Generally, an end-to-end deep learning classification mode often suffers from overfitting when the dataset is small, and replacing classification layers in the end-to-end model with a linear SVM can improve its robustness against overfitting. We investigated the difference in accuracies between the validation dataset, which was used to select the best parameters for a model, and the test dataset, to which the selected model was applied. The lower difference of the two accuracies suggests higher model generalizability. Supplementary Table 6 shows that the accuracy difference between the validation and test of hybrid model (M5) was much smaller than that of the end-to-end model (M3). A similar tendency was also seen in the models using images only (M2 and M6). Supplementary Table 6 also shows that the accuracy varied widely among the randomly split validation and test subsets because the dataset was relatively small. This strongly implies the existence of bias when a small, randomly-selected evaluation subset is used, and repeated 10-fold stratified cross-validation and test is desirable to evaluate a developed model objectively.
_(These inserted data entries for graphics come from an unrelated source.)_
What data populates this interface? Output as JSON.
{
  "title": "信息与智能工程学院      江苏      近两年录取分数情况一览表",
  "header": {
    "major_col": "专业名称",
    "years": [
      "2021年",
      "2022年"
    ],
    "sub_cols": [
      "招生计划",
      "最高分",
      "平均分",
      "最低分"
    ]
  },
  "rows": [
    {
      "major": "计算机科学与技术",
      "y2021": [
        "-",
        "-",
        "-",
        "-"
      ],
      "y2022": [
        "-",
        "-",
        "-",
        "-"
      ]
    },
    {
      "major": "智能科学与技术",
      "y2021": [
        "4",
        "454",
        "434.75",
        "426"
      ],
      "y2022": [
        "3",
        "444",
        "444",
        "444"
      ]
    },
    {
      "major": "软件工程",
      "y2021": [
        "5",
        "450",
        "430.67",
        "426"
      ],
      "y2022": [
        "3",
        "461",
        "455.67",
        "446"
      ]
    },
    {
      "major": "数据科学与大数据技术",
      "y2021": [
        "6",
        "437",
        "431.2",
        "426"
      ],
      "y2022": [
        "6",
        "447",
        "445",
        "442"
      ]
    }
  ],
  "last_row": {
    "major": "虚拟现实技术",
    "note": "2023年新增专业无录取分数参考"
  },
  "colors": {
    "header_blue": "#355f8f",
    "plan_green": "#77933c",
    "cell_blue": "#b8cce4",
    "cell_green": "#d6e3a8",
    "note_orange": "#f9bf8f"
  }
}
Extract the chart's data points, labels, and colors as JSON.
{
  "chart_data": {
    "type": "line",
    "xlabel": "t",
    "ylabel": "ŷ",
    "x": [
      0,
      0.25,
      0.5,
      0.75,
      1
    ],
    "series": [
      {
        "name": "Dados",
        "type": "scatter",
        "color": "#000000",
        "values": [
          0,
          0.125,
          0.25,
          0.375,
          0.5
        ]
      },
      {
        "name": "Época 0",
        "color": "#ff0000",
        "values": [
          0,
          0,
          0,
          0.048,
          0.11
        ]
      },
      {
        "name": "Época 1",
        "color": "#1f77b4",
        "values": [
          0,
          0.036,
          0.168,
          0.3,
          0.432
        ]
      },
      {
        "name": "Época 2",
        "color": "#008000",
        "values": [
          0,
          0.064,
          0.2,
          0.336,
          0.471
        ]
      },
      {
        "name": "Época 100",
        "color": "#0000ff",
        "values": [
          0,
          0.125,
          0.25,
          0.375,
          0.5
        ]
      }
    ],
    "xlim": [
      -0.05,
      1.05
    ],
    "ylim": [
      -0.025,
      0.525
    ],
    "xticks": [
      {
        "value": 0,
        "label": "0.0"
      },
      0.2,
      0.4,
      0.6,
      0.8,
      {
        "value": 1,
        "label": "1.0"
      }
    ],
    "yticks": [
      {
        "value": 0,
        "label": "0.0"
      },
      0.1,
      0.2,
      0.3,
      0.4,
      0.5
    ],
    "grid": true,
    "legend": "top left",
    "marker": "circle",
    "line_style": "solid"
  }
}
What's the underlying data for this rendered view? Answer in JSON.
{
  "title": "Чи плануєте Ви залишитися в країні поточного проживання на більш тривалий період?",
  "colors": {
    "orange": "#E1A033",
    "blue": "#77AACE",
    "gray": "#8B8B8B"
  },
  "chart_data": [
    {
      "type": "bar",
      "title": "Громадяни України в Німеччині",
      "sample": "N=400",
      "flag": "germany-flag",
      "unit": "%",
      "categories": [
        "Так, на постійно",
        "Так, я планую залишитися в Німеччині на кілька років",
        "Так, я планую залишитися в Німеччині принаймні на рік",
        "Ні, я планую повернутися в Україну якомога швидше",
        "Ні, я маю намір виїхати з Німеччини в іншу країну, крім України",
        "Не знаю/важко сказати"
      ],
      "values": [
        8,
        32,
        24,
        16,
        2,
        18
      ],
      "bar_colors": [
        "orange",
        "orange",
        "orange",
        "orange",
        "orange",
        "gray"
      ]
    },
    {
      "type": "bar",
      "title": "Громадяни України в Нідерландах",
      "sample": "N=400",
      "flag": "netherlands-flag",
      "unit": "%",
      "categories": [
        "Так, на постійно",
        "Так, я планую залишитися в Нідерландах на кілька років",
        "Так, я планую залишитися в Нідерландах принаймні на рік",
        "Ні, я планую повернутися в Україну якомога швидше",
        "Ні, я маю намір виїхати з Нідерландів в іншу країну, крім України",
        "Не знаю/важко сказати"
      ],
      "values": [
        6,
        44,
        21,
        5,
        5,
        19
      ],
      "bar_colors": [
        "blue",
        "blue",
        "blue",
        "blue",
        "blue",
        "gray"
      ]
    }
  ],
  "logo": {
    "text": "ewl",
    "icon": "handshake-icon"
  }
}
The first limitation of this study is that, even though the ADNI dataset, which is the largest worldwide regarding AD, was used in this study, the size was still relatively small. Therefore, we proposed the hybrid model to suppress overfitting.

The second limitation is that, because we aimed at contributing to clinical trials, only the baseline data were used as input. To extend its application to common clinical diagnoses, where longitudinal data are usually available, there is room for improvement by utilizing not only the baseline data, but also the whole longitudinal data.

The third limitation is that our hybrid model showed superiority to end-to-end models using DenseNet as a backbone when the available dataset was limited. However, end-to-end models, including those using other state-of-the-art architectures such as vision transformer39 as backbones, should be continuously investigated, because projects like the ADNI are ongoing and datasets will become larger.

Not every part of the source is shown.